[PATCH v2 3/4] powerpc/numa: Early request for home node associativity
Nathan Lynch
nathanl at linux.ibm.com
Fri Sep 6 06:04:00 AEST 2019
Hi Srikar,
Srikar Dronamraju <srikar at linux.vnet.ibm.com> writes:
> Currently the kernel detects if its running on a shared lpar platform
> and requests home node associativity before the scheduler sched_domains
> are setup. However between the time NUMA setup is initialized and the
> request for home node associativity, workqueue initializes its per node
> cpumask. The per node workqueue possible cpumask may turn invalid
> after home node associativity resulting in weird situations like
> workqueue possible cpumask being a subset of workqueue online cpumask.
>
> This can be fixed by requesting home node associativity earlier just
> before NUMA setup. However at the NUMA setup time, kernel may not be in
> a position to detect if its running on a shared lpar platform. So
> request for home node associativity and if the request fails, fallback
> on the device tree property.
>
> While here, fix a problem where of_node_put could be called even when
> of_get_cpu_node was not successful.
of_node_put() handles NULL arguments, so this should not be necessary.

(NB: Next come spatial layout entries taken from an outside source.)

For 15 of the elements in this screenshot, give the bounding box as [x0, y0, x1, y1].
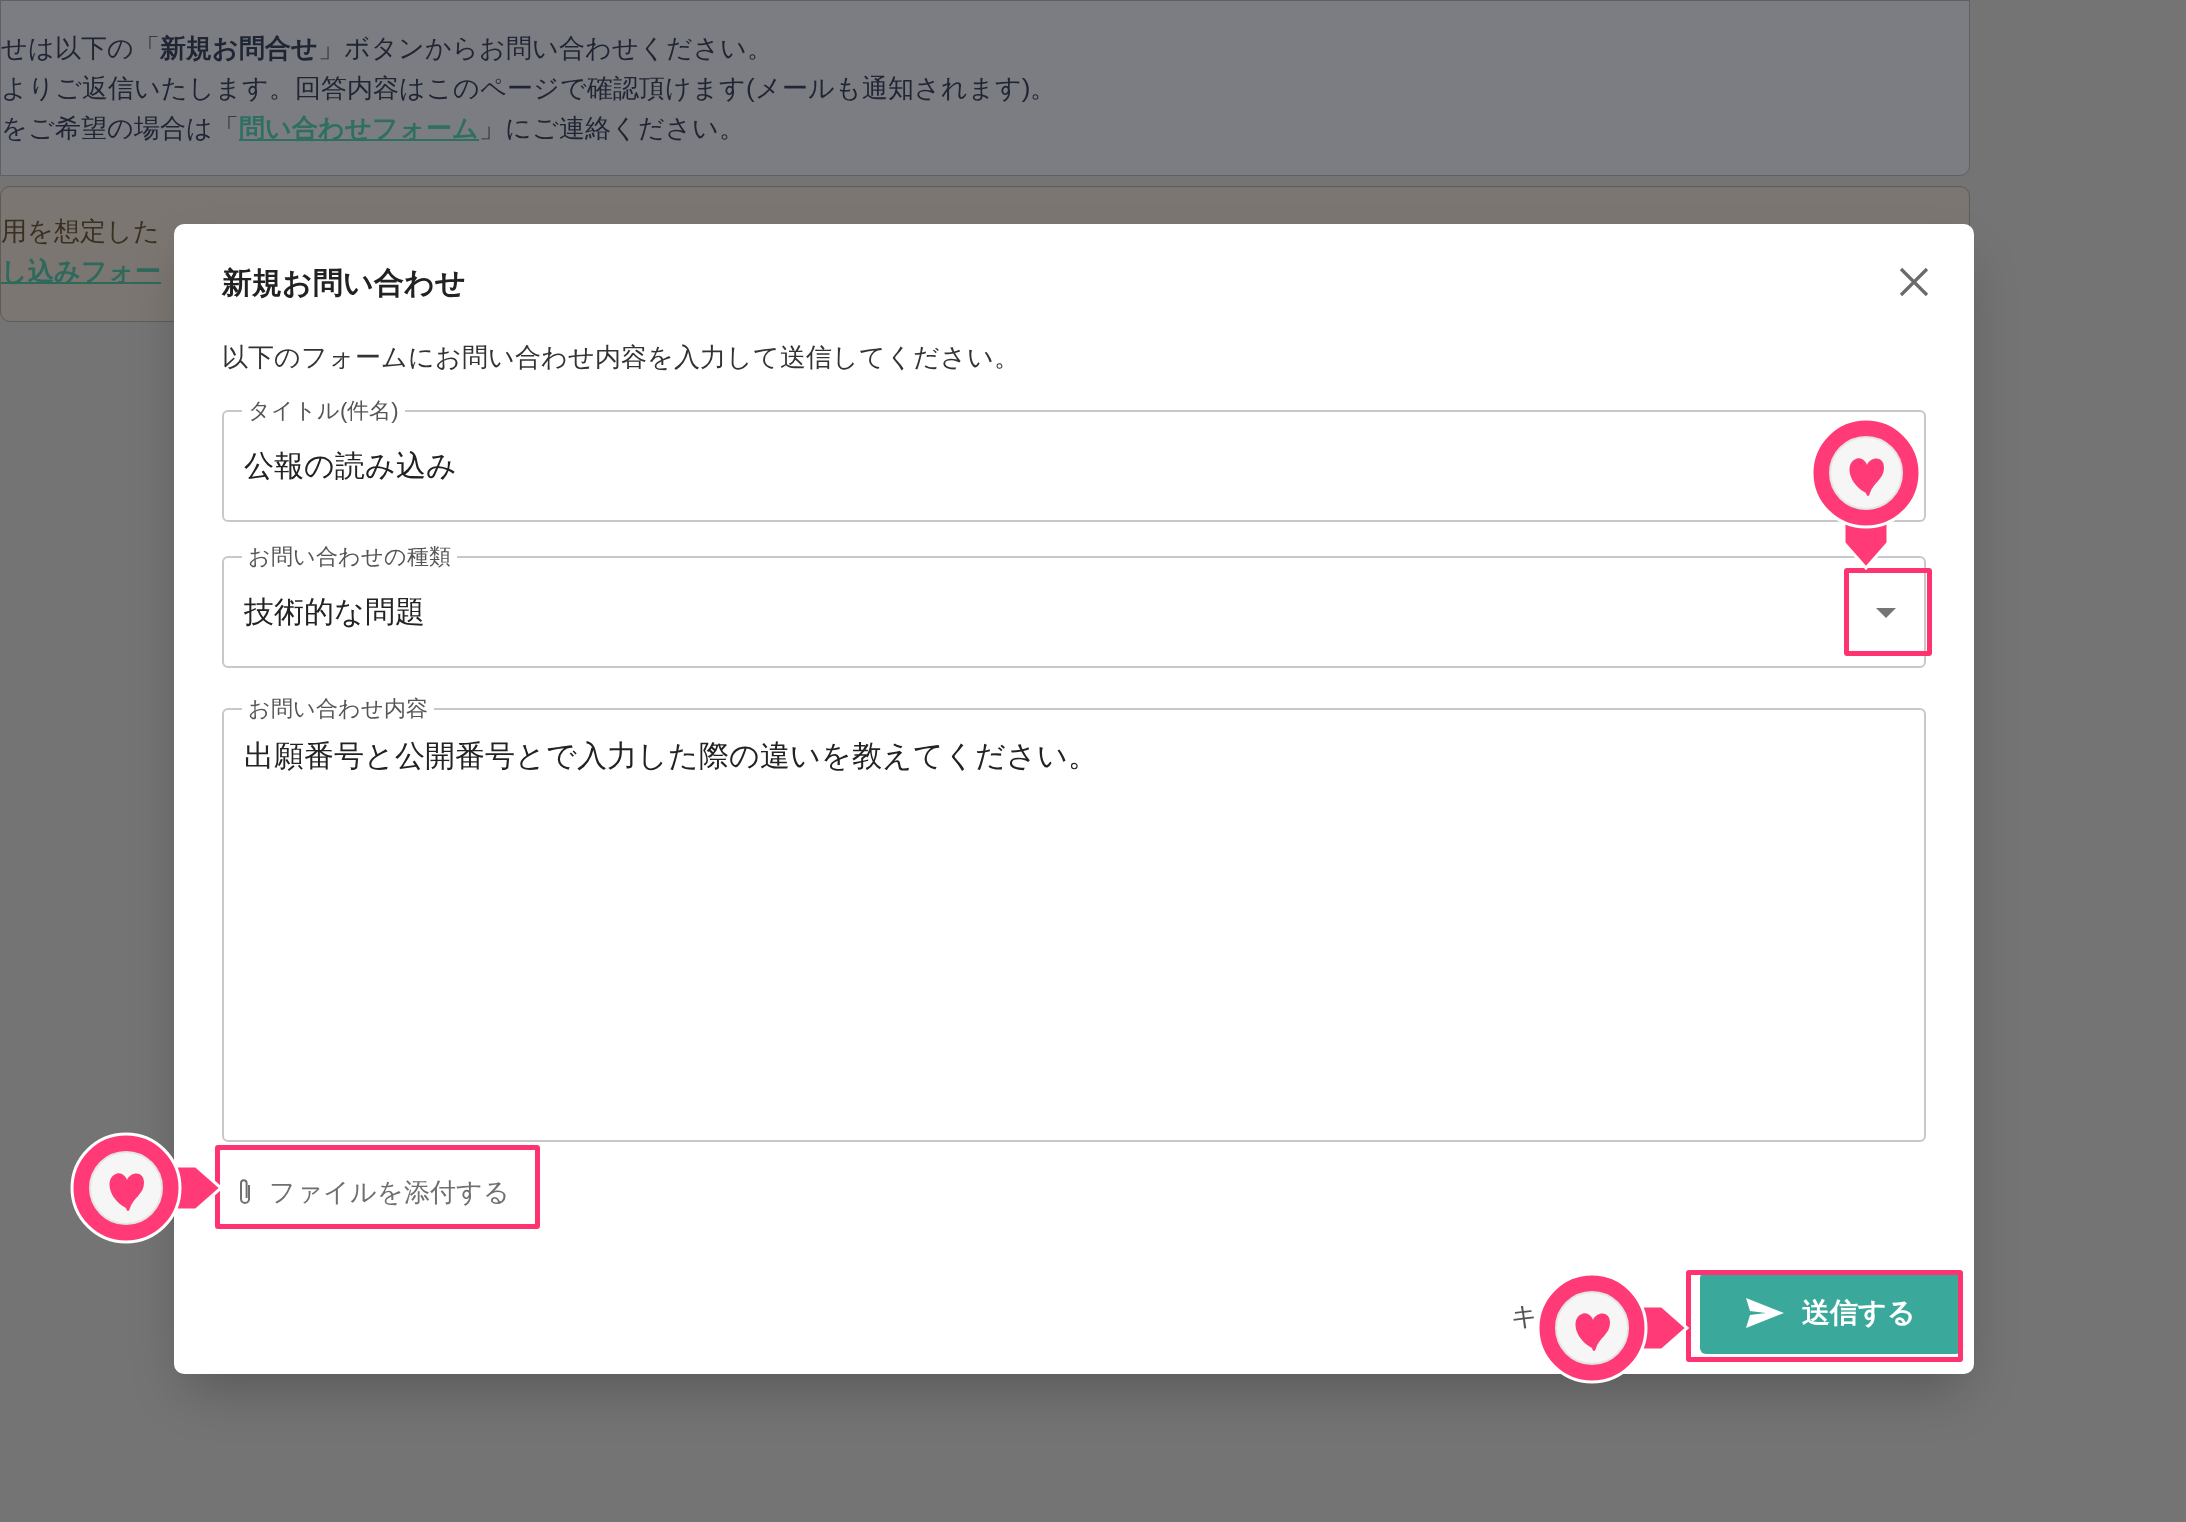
notice-text: 用を想定した — [1, 215, 161, 248]
send-icon — [1746, 1298, 1784, 1328]
notice-text: よりご返信いたします。回答内容はこのページで確認頂けます(メールも通知されます)。 — [1, 72, 1058, 105]
dialog-title: 新規お問い合わせ — [222, 264, 466, 301]
paperclip-icon — [237, 1177, 253, 1207]
text-field[interactable]: タイトル(件名) 公報の読み込み — [222, 398, 1926, 522]
attach-file-button[interactable]: ファイルを添付する — [221, 1157, 534, 1227]
caret-icon — [1876, 608, 1896, 618]
close-icon[interactable] — [1898, 266, 1930, 298]
notice-text: をご希望の場合は「問い合わせフォーム」にご連絡ください。 — [1, 112, 746, 145]
notice-text: せは以下の「新規お問合せ」ボタンからお問い合わせください。 — [1, 32, 774, 65]
select-field[interactable]: お問い合わせの種類 技術的な問題 — [222, 544, 1926, 668]
cancel-button[interactable]: キ — [1511, 1290, 1538, 1336]
textarea-field[interactable]: お問い合わせ内容 出願番号と公開番号とで入力した際の違いを教えてください。 — [222, 696, 1926, 1142]
dialog-description: 以下のフォームにお問い合わせ内容を入力して送信してください。 — [222, 341, 1021, 374]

> +static int vphn_get_nid(unsigned long cpu, bool get_hwid)
[...]
> +static int numa_setup_cpu(unsigned long lcpu, bool get_hwid)
[...]
> @@ -528,7 +561,7 @@ static int ppc_numa_cpu_prepare(unsigned int cpu)
> {
> int nid;
>
> - nid = numa_setup_cpu(cpu);
> + nid = numa_setup_cpu(cpu, true);
> verify_cpu_node_mapping(cpu, nid);
> return 0;
> }
> @@ -875,7 +908,7 @@ void __init mem_topology_setup(void)
> reset_numa_cpu_lookup_table();
>
> for_each_present_cpu(cpu)
> - numa_setup_cpu(cpu);
> + numa_setup_cpu(cpu, false);
> }
I'm open to other points of view here, but I would prefer two separate
functions, something like vphn_get_nid() for runtime and
vphn_get_nid_early() (which could be __init) for boot-time
initialization. Propagating a somewhat unexpressive boolean flag through
two levels of function calls in this code is unappealing...
Regardless, I have an annoying question :-) Isn't it possible that,
while Linux is calling vphn_get_nid() for each logical cpu in sequence,
the platform could change a virtual processor's node assignment,
potentially causing sibling threads to get different node assignments
and producing an incoherent topology (which then leads to sched domain
assertions etc)?
If so, I think more care is needed. The algorithm should make the vphn
call only once per cpu node, I think?